12. Either the skill set to distract someone while you’re doing something you kinda sorta maybe shouldn’t be doing, or the ability to do that thing quickly while you do the distracting.
13. To be comfortable enough with you to tell you what’s bugging them right then and there, so you can air out your issues sooner rather than later.
14. The humility to admit when they were the one who screwed up, and enough love for you to give you the apology you deserve with absolutely zero strings attached.
15. The courage to tell you when they’re not okay with a choice you made, and the backbone to talk through what you could do differently together. It’s hardest to stand up to the people we love, respect, and care about, but you need to sometimes to keep one another in check for the good of everyone.

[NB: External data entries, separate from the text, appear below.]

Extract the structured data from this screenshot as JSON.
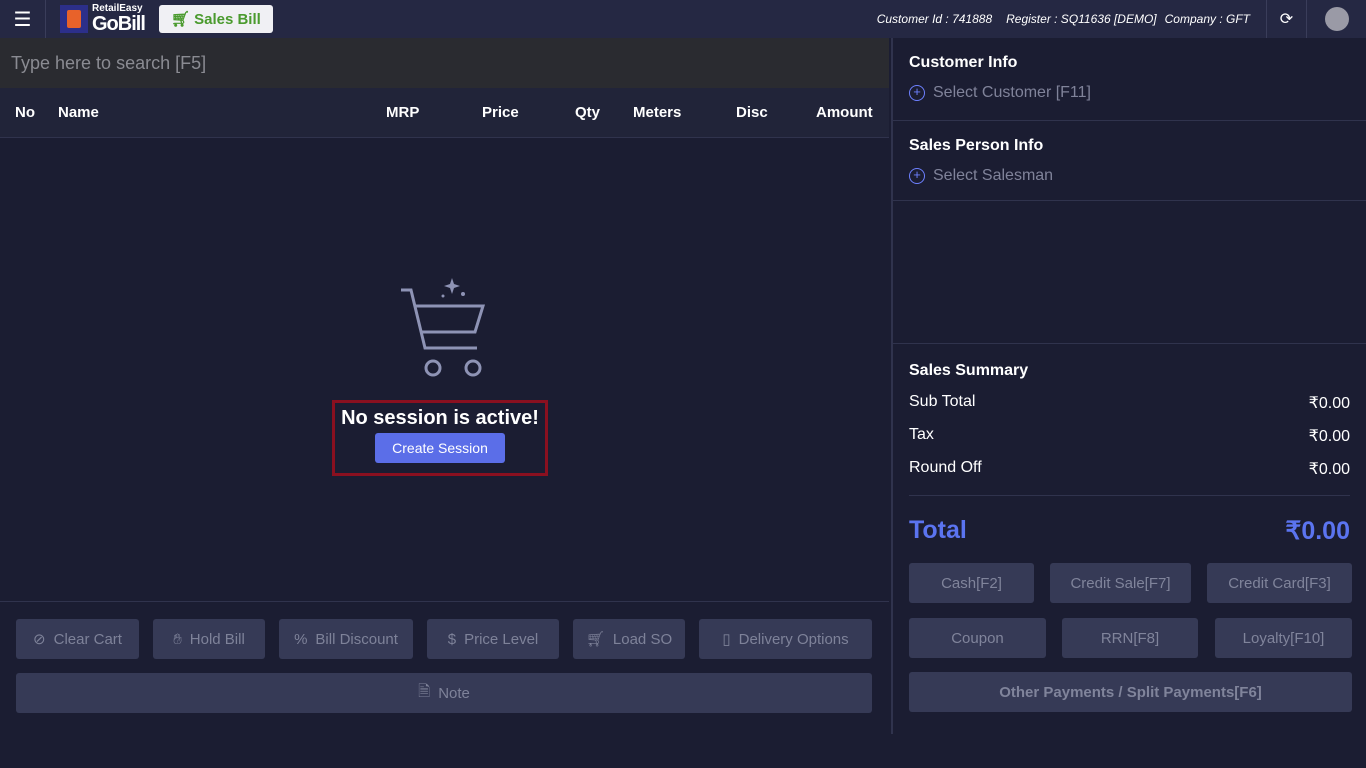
{
  "topbar": {
    "brand_small": "RetailEasy",
    "brand_big": "GoBill",
    "sales_bill": "Sales Bill",
    "customer_id": "Customer Id : 741888",
    "register": "Register : SQ11636 [DEMO]",
    "company": "Company : GFT"
  },
  "search": {
    "placeholder": "Type here to search [F5]"
  },
  "table": {
    "columns": [
      "No",
      "Name",
      "MRP",
      "Price",
      "Qty",
      "Meters",
      "Disc",
      "Amount"
    ]
  },
  "empty": {
    "message": "No session is active!",
    "create_session": "Create Session"
  },
  "actions": {
    "clear_cart": "Clear Cart",
    "hold_bill": "Hold Bill",
    "bill_discount": "Bill Discount",
    "price_level": "Price Level",
    "load_so": "Load SO",
    "delivery_options": "Delivery Options",
    "note": "Note"
  },
  "customer": {
    "title": "Customer Info",
    "select": "Select Customer [F11]"
  },
  "salesperson": {
    "title": "Sales Person Info",
    "select": "Select Salesman"
  },
  "summary": {
    "title": "Sales Summary",
    "sub_total_label": "Sub Total",
    "sub_total": "₹0.00",
    "tax_label": "Tax",
    "tax": "₹0.00",
    "round_off_label": "Round Off",
    "round_off": "₹0.00",
    "total_label": "Total",
    "total": "₹0.00"
  },
  "payments": {
    "cash": "Cash[F2]",
    "credit_sale": "Credit Sale[F7]",
    "credit_card": "Credit Card[F3]",
    "coupon": "Coupon",
    "rrn": "RRN[F8]",
    "loyalty": "Loyalty[F10]",
    "other": "Other Payments / Split Payments[F6]"
  }
}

16. The same interests, but different strengths within them. You’re a team, after all, and two people can’t play the same position at the same time. (If you did, you’d be opponents.)
17. To know you well enough to tell when it’s time to go home and completely platonically snuggle and eat pizza and talk about feelings. (And to be comfortable enough with themselves and with you to do this regularly.)
18. To know when it’s time to force your ass out of bed and back into the world because you’ve been sulking long enough.
19. A radar for people you’d be interested in dating, and not in the “you’re both single and have brown hair, those are two things you have in common!” kind of way. Like, people you’d ACTUALLY be into.
20. An attraction to completely opposite “types.” Because so many friendships have been ruined by people chasing the same person, and even ex-best friends deserve better breakup stories than that.
21. The loyalty in that you guys are in this together, and that you won’t abandon each other just because things get a little rough. After all, it’s dumb to let somebody with a cute smile — or anything else at all — come between you.